Motivation

I don't particularly mind insensitivity. I'm autistic as hell and somewhat prone to accidental bouts of it myself

It's just when I know people who have killed themselves, people who sleep rough, people disowned by their families for being gay, people addicted to smack and this that and the other it's kind of astounding to see someone whose metric for quality of life bottoms out at such a point
Why are you so keen to work with absolutes?

Your life sounds awful.

This does not mean the life of someone who is addicted to smack or is disowned for being gay is not also awful, or even more awful.
 
Interesting the amount of people in this thread who say "But I dont know what to do" When they are sitting in front of an device with access to unlimited amounts of information more than ever in history!

Go and find out, don't expect it to simply drop on your lap.

I'm up at 5am before I start work to hit the gym. Keeping my body fit and healthy is what motivates me when I see people around me basically falling apart because they never looked after their health.

Too much food, drugs, alcohol and smoking. Not me!
 
Last edited:
Why are you so keen to work with absolutes?

Your life sounds awful.

This does not mean the life of someone who is addicted to smack or is disowned for being gay is not also awful, or even more awful.

Why are you so keen to tell someone else that their life sounds awful, if they're happy with it? Not a very nice thing to do, to put it lightly.
 
Why are you so keen to tell someone else that their life sounds awful, if they're happy with it? Not a very nice thing to do, to put it lightly.

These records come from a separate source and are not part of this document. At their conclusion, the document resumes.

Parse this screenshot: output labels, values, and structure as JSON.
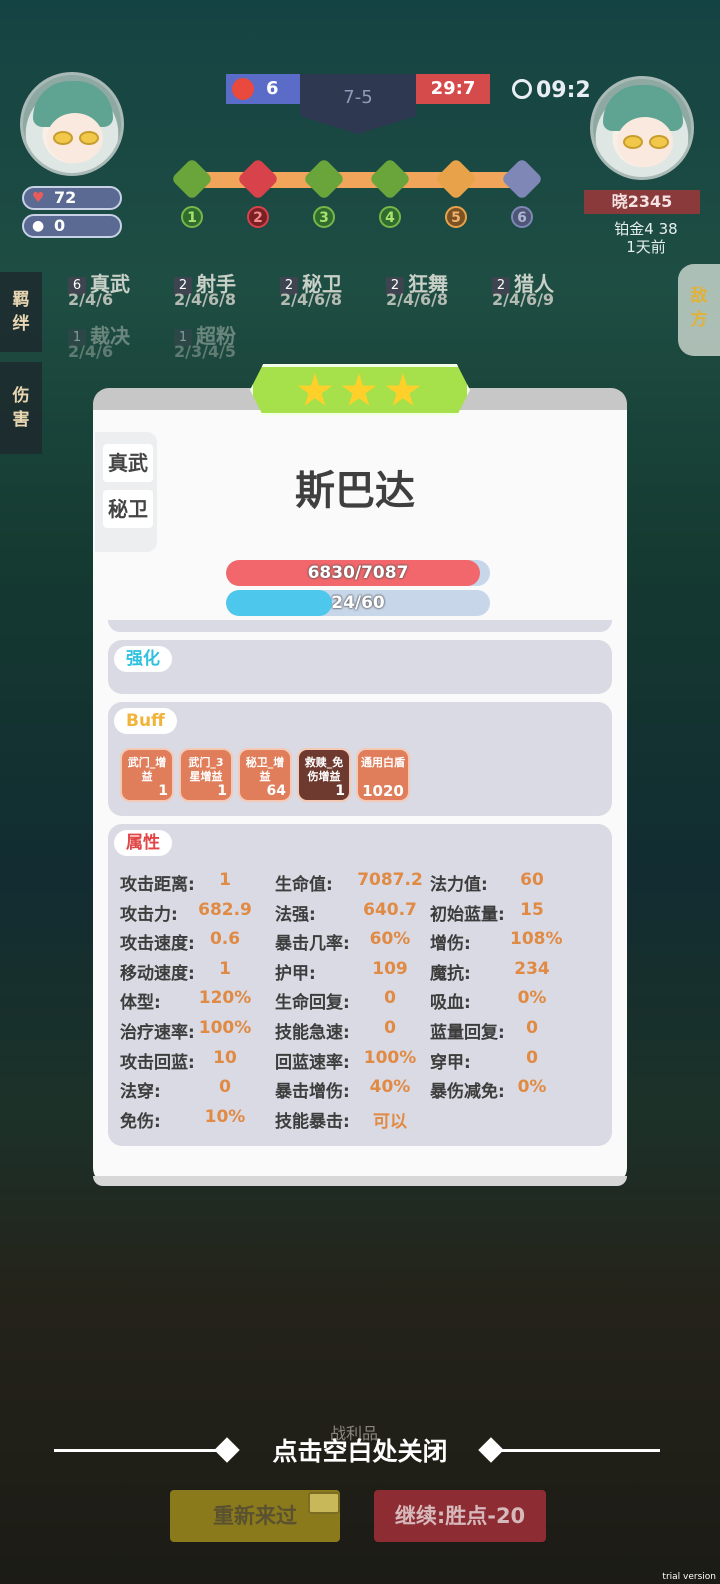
{
  "hud": {
    "player_hp": "72",
    "player_coins": "0",
    "score_left": "6",
    "round": "7-5",
    "score_right": "29:7",
    "timer": "09:2",
    "stages": [
      "1",
      "2",
      "3",
      "4",
      "5",
      "6"
    ]
  },
  "enemy": {
    "name": "晓2345",
    "rank": "铂金4 38",
    "last_seen": "1天前"
  },
  "side_tabs": {
    "synergy": "羁绊",
    "damage": "伤害",
    "enemy": "敌方"
  },
  "synergies": [
    {
      "level": "6",
      "name": "真武",
      "points": "2/4/6"
    },
    {
      "level": "2",
      "name": "射手",
      "points": "2/4/6/8"
    },
    {
      "level": "2",
      "name": "秘卫",
      "points": "2/4/6/8"
    },
    {
      "level": "2",
      "name": "狂舞",
      "points": "2/4/6/8"
    },
    {
      "level": "2",
      "name": "猎人",
      "points": "2/4/6/9"
    },
    {
      "level": "1",
      "name": "裁决",
      "points": "2/4/6"
    },
    {
      "level": "1",
      "name": "超粉",
      "points": "2/3/4/5"
    }
  ],
  "card": {
    "stars": 3,
    "traits": [
      "真武",
      "秘卫"
    ],
    "hero_name": "斯巴达",
    "hp_text": "6830/7087",
    "hp_fraction": 0.964,
    "mana_text": "24/60",
    "mana_fraction": 0.4,
    "section_enhance": "强化",
    "section_buff": "Buff",
    "section_attrs": "属性",
    "buffs": [
      {
        "name": "武门_增益",
        "count": "1"
      },
      {
        "name": "武门_3星增益",
        "count": "1"
      },
      {
        "name": "秘卫_增益",
        "count": "64"
      },
      {
        "name": "救赎_免伤增益",
        "count": "1"
      },
      {
        "name": "通用白盾",
        "count": "1020"
      }
    ],
    "attributes": [
      [
        {
          "k": "攻击距离:",
          "v": "1"
        },
        {
          "k": "生命值:",
          "v": "7087.2"
        },
        {
          "k": "法力值:",
          "v": "60"
        }
      ],
      [
        {
          "k": "攻击力:",
          "v": "682.9"
        },
        {
          "k": "法强:",
          "v": "640.7"
        },
        {
          "k": "初始蓝量:",
          "v": "15"
        }
      ],
      [
        {
          "k": "攻击速度:",
          "v": "0.6"
        },
        {
          "k": "暴击几率:",
          "v": "60%"
        },
        {
          "k": "增伤:",
          "v": "108%"
        }
      ],
      [
        {
          "k": "移动速度:",
          "v": "1"
        },
        {
          "k": "护甲:",
          "v": "109"
        },
        {
          "k": "魔抗:",
          "v": "234"
        }
      ],
      [
        {
          "k": "体型:",
          "v": "120%"
        },
        {
          "k": "生命回复:",
          "v": "0"
        },
        {
          "k": "吸血:",
          "v": "0%"
        }
      ],
      [
        {
          "k": "治疗速率:",
          "v": "100%"
        },
        {
          "k": "技能急速:",
          "v": "0"
        },
        {
          "k": "蓝量回复:",
          "v": "0"
        }
      ],
      [
        {
          "k": "攻击回蓝:",
          "v": "10"
        },
        {
          "k": "回蓝速率:",
          "v": "100%"
        },
        {
          "k": "穿甲:",
          "v": "0"
        }
      ],
      [
        {
          "k": "法穿:",
          "v": "0"
        },
        {
          "k": "暴击增伤:",
          "v": "40%"
        },
        {
          "k": "暴伤减免:",
          "v": "0%"
        }
      ],
      [
        {
          "k": "免伤:",
          "v": "10%"
        },
        {
          "k": "技能暴击:",
          "v": "可以"
        }
      ]
    ]
  },
  "bottom": {
    "loot_label": "战利品",
    "close_hint": "点击空白处关闭",
    "retry_label": "重新来过",
    "continue_label": "继续:胜点-20",
    "watermark": "trial version"
  },
  "colors": {
    "hp_bar": "#f2676b",
    "mana_bar": "#4dc8ec",
    "attr_value": "#e08a44",
    "star": "#ffd02a",
    "banner": "#a6e04a"
  }
}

This, particularly when the dude has made people aware that he’s “autistic as hell”. It’s easy to judge someone else’s life when you don’t have the constraints that disorder brings to relationships, personal or working.
 
This, particularly when the dude has made people aware that he’s “autistic as hell”. It’s easy to judge someone else’s life when you don’t have the constraints that disorder brings to relationships, personal or working.
Diagnosed with both Asperger's Syndrome and ADHD aged 7, so back in '99, and had semi regular visits to experts and suchlike right up until I would have been released into the care of adult mental health. Rejected that offer of continued "care" based on what I'd heard from others regarding how they handle people.
I was told in no uncertain terms that with the severity of my condition I would never be able to hold down a job of any kind, among other things.
I'm very lucky to have the parents that I do because they never gave up on me. My mother especially has fought tooth and nail to get the best for me even while struggling with her own condition (systemic lupus, a case so bad she's been featured in the Lancet on at least one occasion).
Relationships are hard. I don't really feel like a human being a lot of the time so relating to others can be difficult, and when I do my emotions are unbound so everything is a bit overwhelming. The person I present myself as to others is pretty much a mask I've fashioned and it is kind of exhausting maintaining it but it allows me some semblance of a normal life.

I dunno why I'm writing all this out
 
I dunno why I'm writing all this out

Sorry to hear of your troubles, it sounds like you've had a time of it. Unfortunately, you've picked the wrong forum to discuss these issues as the usual rabid mob on here will just see you as a drain on their personal finances and a peripheral inconvenience to their life in general.
 
No need to make someone feel worse by putting them and/or their life down. I could equally cast judgements on others from an imagined lofty position if I wished, by revelling in my superior existence.

As for motivation- you're here. 13.7 billion years had to pass for you to arrive at this moment and life. It's a very limited opportunity you have. You're in this for life, regardless, and so far, the probability of dying is 100%.

Therefore, why not go all in? Go all in on your talents and aspirations. You won't make it out at the end, but you'll have done what you could, when you could. I wish you and anyone else all the best.